Lisboa e os Independentes

Ainda antes de terminar Direito, o que viria a acontecer em 1932, Arlindo Vicente faz parte de um lote de artistas plásticos chamados de Independentes. Os Independentes, animados pela figura multifacetada de António Pedro, expõem, em 1930, 312 obras na Casa Quintão, na Rua Ivens, em Lisboa. Pintura, desenho, escultura, fotografia misturam-se numa mesma mostra, reflexo da rejeição às formas estanques que os cânones académicos procuravam impor.

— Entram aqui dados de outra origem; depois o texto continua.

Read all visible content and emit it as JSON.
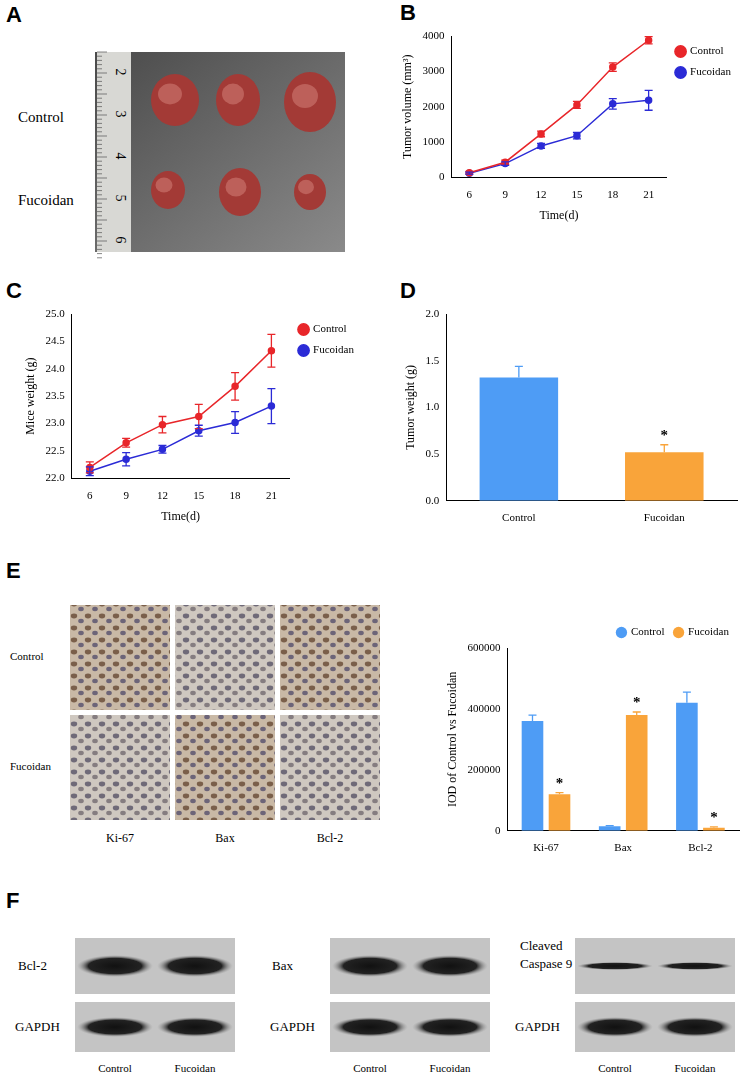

No ano seguinte a iniciativa reaparece, mas a situação política e social do país agrava-se, o fascismo estende-se a toda a latitude do poder do Estado e só em 1936 a experiência voltaria a repetir-se, embora com um cunho diferente. Ao mesmo tempo que decorria o 2º Salão de Arte Moderna promovido pelo regime, com António Ferro à cabeça, os Artistas Modernos Independentes fizeram questão de se distanciarem do fascismo e voltaram à Casa Quintão. Meia centena de trabalhos são expostos. Arlindo Vicente está presente.

Definitivamente em Lisboa, coloca de lado as leis e fura no meio artístico. O sonho longínquo afinal parecia perto. È tertuliante habitual do Café Chiado onde se junta a João Villaret, António Pedro, etc. Visita França e Espanha, países nos quais vende parte dos seus trabalhos mas onde também «perde os olhos» a contemplar as obras de Goya, Cézane, Gaugin ou Renoir.

Proscrito pelo fascismo

A 2ª Guerra Mundial e a insistência em dar cor aos flagelos sociais do Portugal dos anos 30 valem-lhe a antipatia do fascismo e colocam-lhe obstáculos no prosseguimento de uma carreira artística. Não cede aos favores da ditadura, recusa as iniciativas do regime e dedica-se quase por inteiro à advocacia como forma de sustentar uma família onde já crescem filhos pequenos, mas nunca abandona as tertúlias intelectuais. No Café Veneza priva com Ferreira de Castro, escritor com quem desenvolve uma profunda amizade e identificação.

O pós-guerra não seria frutuoso do ponto de vista artístico para Arlindo Vicente. As esporádicas aparições do pintor dão-se por oito vezes, entre 1946 e 1956 na Exposição Geral de Artes Plásticas da Sociedade Nacional de Belas Artes (SNBA), instituição à qual o seu nome está indelevelmente ligado.
O seu gosto pela arte e pelo livre pensamento levam-no a fazer parte dos órgãos sociais e de diversos corpos de júri da SNBA. Os mesmos motivos levam Arlindo Vicente a enfrentar o regime, entre as décadas de 40 e de 60, em diversos processos como advogado de artistas e exposições encerradas pelo fascismo a golpes de rusgas policiais. È o «lápis azul» e o sentido de justiça de um antifascista em rota de colisão.

Sete anos com toda a alma

Quando em 1970 abandona o escritório onde enterrou o sonho de artista durante trinta anos, Arlindo Vicente ganha novo fôlego e uma exposição individual na SNBA. Do catálogo fazem parte 106 trabalhos, a maioria dos quais óleos dedicados ao povo nas mais diversas expressões. O trabalho, o lazer, a família numa visão desempoeirada.

Quatro anos depois, em Novembro, já conquistada a liberdade para a qual deu inestimável contributo, Arlindo Vicente volta a mostrar mais de 70 quadros na SNBA. O povo volta ao centro da tela e a luta dos camponeses inspira o artista.

A 24 de Novembro de 1974 morre em Lisboa, com 71 anos, mas deixa um exemplo de tenacidade, quanto mais não seja, porque obrigou o pintor a sair de dentro do «doutor».